# Probleme beim apache upgrade 2.0 nach 2.2

## Daimos

Mittlerweile ist ja der apache in Version 2.2 als stable markiert, leider funktionieren meine vhosts nicht mehr.

Wenn ich das richtig sehe, ist die config mittlerweile aufgeteilt und das meiste liegt im vhost verzeichnis. Der "Default" host ist in /etc/apache2/vhosts.d/default_vhost.include drin und funktioniert auch wunderbar (liegt in /var/www/localhost/htdocs)

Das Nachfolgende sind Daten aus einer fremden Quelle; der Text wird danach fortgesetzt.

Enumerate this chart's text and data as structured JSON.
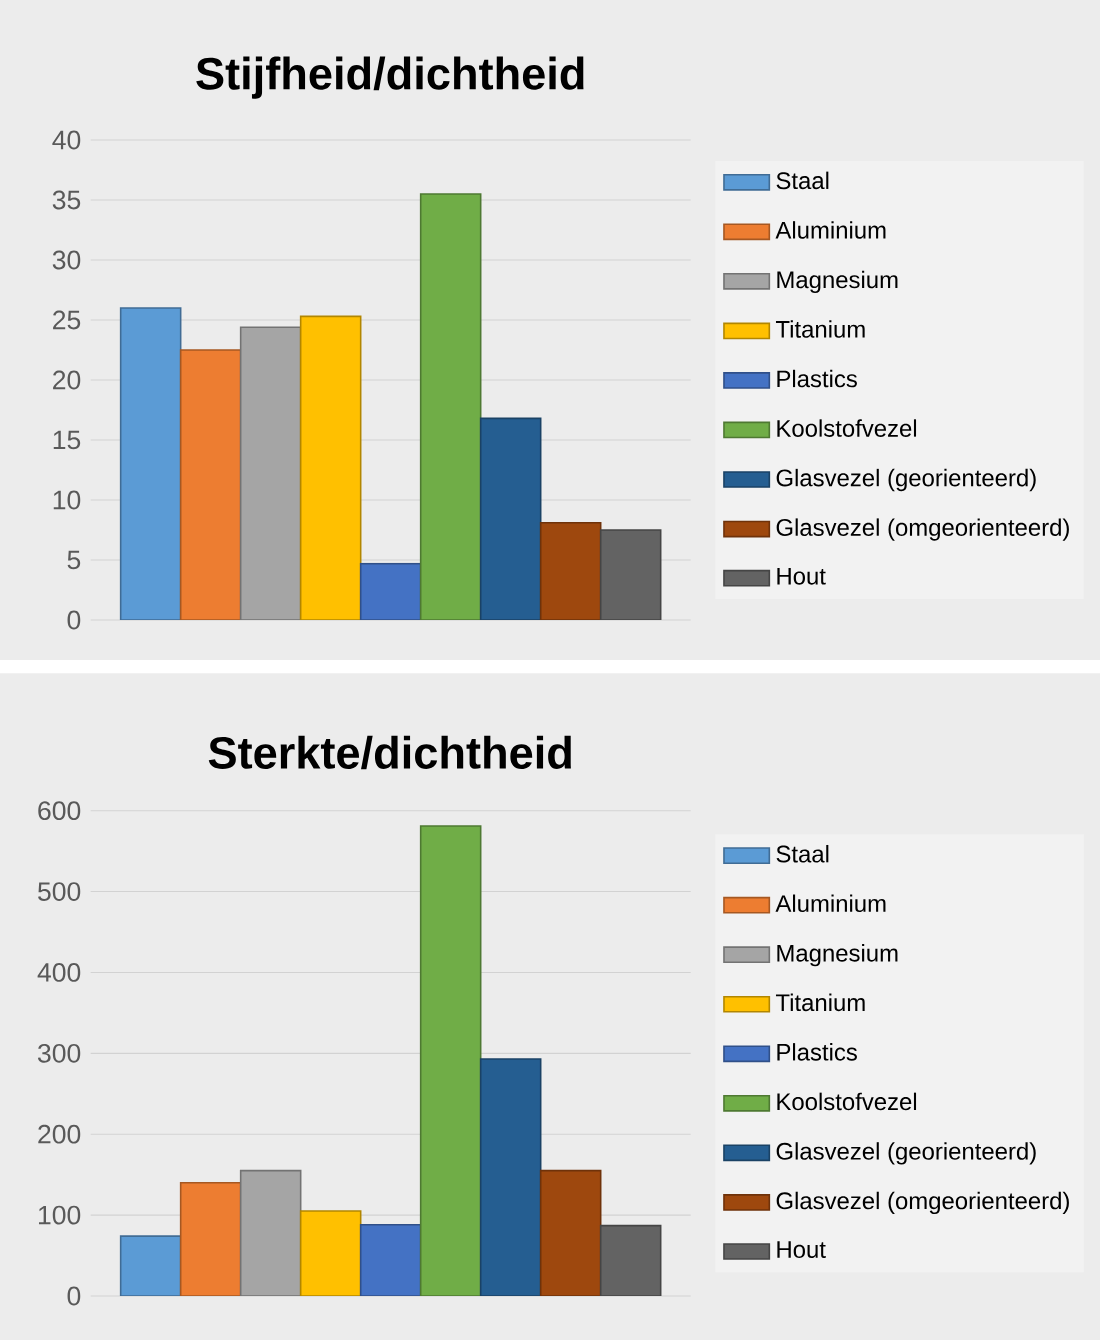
{
  "chart_data": [
    {
      "type": "bar",
      "title": "Stijfheid/dichtheid",
      "categories": [
        null
      ],
      "ylim": [
        0,
        40
      ],
      "yticks": [
        0,
        5,
        10,
        15,
        20,
        25,
        30,
        35,
        40
      ],
      "grid": "y",
      "legend": "right",
      "series": [
        {
          "name": "Staal",
          "color": "#5b9bd5",
          "values": [
            26
          ]
        },
        {
          "name": "Aluminium",
          "color": "#ed7d31",
          "values": [
            22.5
          ]
        },
        {
          "name": "Magnesium",
          "color": "#a5a5a5",
          "values": [
            24.4
          ]
        },
        {
          "name": "Titanium",
          "color": "#ffc000",
          "values": [
            25.3
          ]
        },
        {
          "name": "Plastics",
          "color": "#4472c4",
          "values": [
            4.7
          ]
        },
        {
          "name": "Koolstofvezel",
          "color": "#70ad47",
          "values": [
            35.5
          ]
        },
        {
          "name": "Glasvezel (georienteerd)",
          "color": "#255e91",
          "values": [
            16.8
          ]
        },
        {
          "name": "Glasvezel (omgeorienteerd)",
          "color": "#9e480e",
          "values": [
            8.1
          ]
        },
        {
          "name": "Hout",
          "color": "#636363",
          "values": [
            7.5
          ]
        }
      ]
    },
    {
      "type": "bar",
      "title": "Sterkte/dichtheid",
      "categories": [
        null
      ],
      "ylim": [
        0,
        600
      ],
      "yticks": [
        0,
        100,
        200,
        300,
        400,
        500,
        600
      ],
      "grid": "y",
      "legend": "right",
      "series": [
        {
          "name": "Staal",
          "color": "#5b9bd5",
          "values": [
            74
          ]
        },
        {
          "name": "Aluminium",
          "color": "#ed7d31",
          "values": [
            140
          ]
        },
        {
          "name": "Magnesium",
          "color": "#a5a5a5",
          "values": [
            155
          ]
        },
        {
          "name": "Titanium",
          "color": "#ffc000",
          "values": [
            105
          ]
        },
        {
          "name": "Plastics",
          "color": "#4472c4",
          "values": [
            88
          ]
        },
        {
          "name": "Koolstofvezel",
          "color": "#70ad47",
          "values": [
            581
          ]
        },
        {
          "name": "Glasvezel (georienteerd)",
          "color": "#255e91",
          "values": [
            293
          ]
        },
        {
          "name": "Glasvezel (omgeorienteerd)",
          "color": "#9e480e",
          "values": [
            155
          ]
        },
        {
          "name": "Hout",
          "color": "#636363",
          "values": [
            87
          ]
        }
      ]
    }
  ]
}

Sobald ich aber in der /etc/apache2/vhosts.d/00_default_vhost.conf meine üblichen vhost Einträge setze, bekomme ich auf allen domains (auch der Hauptdomain) nen 403. Ein Eintrag sieht folgendermaßen aus und lief mit dem 2.0er Apachen auch wunderbar:

<VirtualHost forum.daimos.de:80>

  ServerName forum.daimos.de:80

  ServerAlias forum.daimos.de *.forum.daimos.de

  DocumentRoot "/var/www/forum.daimos.de/htdocs"

</VirtualHost>

Hat jemand ne Idee, was ich falsch mache?

----------

## dertobi123

403? Fehlt in der Konfiguration deiner Vhosts ein <Directory>?

----------

## mueli

APACHE2_OPTS="-D DEFAULT_VHOST" hast Du gesetzt? Vielleicht hat Dir ja etc-update nen Streich gespielt  :Wink: 

----------

## Polynomial-C

Definitiv fehlende <Directory> Direktiven. Ich bekam auch haufenweise 403er um die Ohren geworfen, nach dem Update auf apache-2.2

----------

## Daimos

Jo danke, es hat in der Tat ws mit dem <Directory> Geraffel zu tun. Habs noch nicht "sauber" laufen, weiss aber immerhin, wo der Fehler liegt.

Danke an alle!

----------

## toralf

Ich bin am besten damit gefahren, sämtliche Konfig-Dateien zu sichern, anschließend die originalen apache2-Konfig-Dateien (die nach dem Upgrade) entsprechend anzupassen.

----------

## pablo_supertux

 *toralf wrote:*   

> Ich bin am besten damit gefahren, sämtliche Konfig-Dateien zu sichern, anschließend die originalen apache2-Konfig-Dateien (die nach dem Upgrade) entsprechend anzupassen.

 

ja, da kann ich nur zustimmen. Beim letzten Update hat mir viel Zeit erspart.

----------